Handprint Twister for Preschoolers

Twister is a fun way to teach your preschooler colors while having fun! Make it even more fun by making your OWN twister game with handprints!

handprint craft for preschoolers

This was a super fun craft and game for my preschooler. She couldn’t wait until we finished snapping pics so the twister game could be all hers. We used homemade finger-paint so we didn’t have to worry about staining her clothes or the floor. All the paint washed out beautifully!

We made a small twister board since we only have two preschoolers in the house. If you want to do this fun craft and game for a party, feel free to add more rows of handprints — just make sure you give your twister board plenty of time to dry!

hand-print game for preschoolers

What preschooler doesn’t love to make handprints? My son loves to trace his hand, fingerpaint, make handprints, footprints and anything that involves hands and crafts! If I want to make my little ones smile, all I have to ask is, “Do you want to paint?” Immediately squeals fill the room and they hurry upstairs to put on some safe clothes for painting.

handprint twister craft and game

When you’re making your handprints, don’t forget preschoolers can get wiggly.

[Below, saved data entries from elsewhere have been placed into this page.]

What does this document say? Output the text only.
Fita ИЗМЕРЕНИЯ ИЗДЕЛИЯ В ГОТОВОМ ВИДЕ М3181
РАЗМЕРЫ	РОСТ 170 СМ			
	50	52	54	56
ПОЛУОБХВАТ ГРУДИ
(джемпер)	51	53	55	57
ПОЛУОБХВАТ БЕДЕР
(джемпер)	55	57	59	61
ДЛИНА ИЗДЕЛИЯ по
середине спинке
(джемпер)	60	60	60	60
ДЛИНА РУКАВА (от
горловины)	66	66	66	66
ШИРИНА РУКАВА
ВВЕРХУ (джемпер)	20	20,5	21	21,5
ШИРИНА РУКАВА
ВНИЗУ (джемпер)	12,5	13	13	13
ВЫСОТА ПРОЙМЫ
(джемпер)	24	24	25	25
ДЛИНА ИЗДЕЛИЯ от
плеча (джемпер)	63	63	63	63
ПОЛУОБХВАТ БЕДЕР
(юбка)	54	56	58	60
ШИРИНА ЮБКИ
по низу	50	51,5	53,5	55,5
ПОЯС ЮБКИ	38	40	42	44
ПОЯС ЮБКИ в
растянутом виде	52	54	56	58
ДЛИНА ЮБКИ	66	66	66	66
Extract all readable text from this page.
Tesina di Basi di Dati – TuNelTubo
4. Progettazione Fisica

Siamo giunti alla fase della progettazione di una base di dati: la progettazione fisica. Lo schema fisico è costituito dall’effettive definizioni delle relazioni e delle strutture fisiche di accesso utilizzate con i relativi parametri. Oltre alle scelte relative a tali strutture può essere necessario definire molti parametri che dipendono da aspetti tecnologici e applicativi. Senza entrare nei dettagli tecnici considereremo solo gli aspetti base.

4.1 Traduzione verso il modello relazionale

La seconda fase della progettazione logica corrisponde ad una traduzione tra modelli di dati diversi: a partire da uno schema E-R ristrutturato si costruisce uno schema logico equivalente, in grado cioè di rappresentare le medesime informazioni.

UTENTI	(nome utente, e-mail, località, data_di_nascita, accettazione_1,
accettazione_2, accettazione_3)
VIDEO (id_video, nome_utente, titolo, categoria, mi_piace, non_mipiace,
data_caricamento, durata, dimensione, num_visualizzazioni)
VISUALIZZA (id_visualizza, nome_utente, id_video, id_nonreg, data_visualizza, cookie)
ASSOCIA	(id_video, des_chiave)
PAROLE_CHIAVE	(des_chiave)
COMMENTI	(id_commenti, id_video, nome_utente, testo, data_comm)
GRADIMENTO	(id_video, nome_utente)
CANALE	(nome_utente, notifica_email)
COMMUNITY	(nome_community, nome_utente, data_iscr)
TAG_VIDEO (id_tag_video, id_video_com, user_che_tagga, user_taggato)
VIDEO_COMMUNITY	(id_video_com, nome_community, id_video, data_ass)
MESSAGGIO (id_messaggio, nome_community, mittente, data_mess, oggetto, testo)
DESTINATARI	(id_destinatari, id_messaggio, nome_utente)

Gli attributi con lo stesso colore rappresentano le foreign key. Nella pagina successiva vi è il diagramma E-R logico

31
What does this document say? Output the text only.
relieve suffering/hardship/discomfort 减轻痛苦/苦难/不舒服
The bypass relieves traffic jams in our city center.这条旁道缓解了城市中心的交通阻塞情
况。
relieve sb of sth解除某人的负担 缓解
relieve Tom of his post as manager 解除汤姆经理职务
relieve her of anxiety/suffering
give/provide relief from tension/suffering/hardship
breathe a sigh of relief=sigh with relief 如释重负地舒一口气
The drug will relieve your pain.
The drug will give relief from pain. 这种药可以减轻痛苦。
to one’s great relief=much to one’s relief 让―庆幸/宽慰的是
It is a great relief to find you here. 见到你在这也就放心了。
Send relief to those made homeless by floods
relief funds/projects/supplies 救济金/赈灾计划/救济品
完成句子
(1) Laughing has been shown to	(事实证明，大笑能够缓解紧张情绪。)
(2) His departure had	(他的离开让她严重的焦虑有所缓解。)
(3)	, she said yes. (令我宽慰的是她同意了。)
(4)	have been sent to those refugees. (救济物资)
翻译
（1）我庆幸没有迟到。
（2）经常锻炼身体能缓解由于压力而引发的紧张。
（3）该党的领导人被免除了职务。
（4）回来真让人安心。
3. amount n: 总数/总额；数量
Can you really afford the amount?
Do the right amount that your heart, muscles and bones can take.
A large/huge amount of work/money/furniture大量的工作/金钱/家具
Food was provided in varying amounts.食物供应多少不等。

I tried to steady my daughter’s hands, but every once in a while she moved at the wrong time. Oh well, it’s a kid craft, right?

Also, I made sure we let her hand drip the paint onto some other paper first before starting our handprint. If you dip and immediately do the handprint, you will probably have lots of colored drops all over your game board!

handprint activities for preschoolers

Speaking of paint, one thing I love about making your own twister game is you can choose the colors! Yay! Want stripes, polka dots, neon colors or classics? Just make sure your spinner matches and you are ready to go! We added one extra color for a free spin. So whenever that color is chose, kids get to put their hands or feet on their favorite color! Fun, huh?

I chose large poster board for this game so we could easily roll it out for another day of Twister fun. I also taped it down with decorative washi-tape so the board wouldn’t move during the game.

I threw out the left hand right hand concept from the original Twister game, so that it would be easier for preschoolers. Feel free to add it back in, if you wish. I just thought we could focus on fun and colors and learn right and left in another game or activity.

We also made a simple spinner for the game using dental floss. Yep, floss. It works — really! Directions follow below for your own preschooler version of Twister. Have fun!

Ready to have some preschool twister fun? Here’s what you need!

Handprint Twister for Preschoolers


  • One large poster board
  • 5 cups fingerpaint (in a variety of colors)
  • washi-tape
  • cute preschoolers

For spinner:

  • strong, white cardboard
  • 8 inches of dental floss
  • sewing needle with a large eye
  • writing pen


Lay out poster board on floor or ground. Place each color of finger-paint in a separate container. We used small bowls. Then have your preschooler dip their hand in the paint, but let it drip back into the container for about five- to ten seconds so you don’t get lots of colored drips on the paper. Remember to use the same hand for each row so you don’t have thumbs all over the place! :) Make 4-6 rows of handprints with six in each row. Let board dry.

For spinner:

Cut a small circle out of strong, white cardboard. Then, trace an arrow onto another piece of strong white cardboard. Cut this out to be your spinning hand. Paint or color if desired. Now, make a small hole on the bottom of the spinner with the tip of a writing pen, about 1 cm from the end. Now, thread the needle with dental floss. Make a knot in the end of the floss. Now, using the needle, thread through the spinning hand from the front of the spinner and pull the thread through to connect the spinning hand to the spinner. Once the thread is pulled through to the back of the spinner, cut the thread close to the eye of the needle. Next, make about 10 knots to secure the spinning hand to the spinner. Now, you can us your child’s thumb to make thumbprints for the colors, or you can paint on colored circles with nail polish. Whatever way you prefer to get the colors on the spinner. Feel free to add one extra color for a “free color.” Whenever someone spins that extra color each player can choose whichever color they want!

Directions for game:

Choose a person to spin. Tell all of the players to place a foot or a hand on that color. Repeat until someone falls. Whoever stays up the longest is the winner! Remember that an extra color can be a “free color!”

Have fun teaching your preschoolers their colors with this fun game that is also a craft! Yay for learning fun!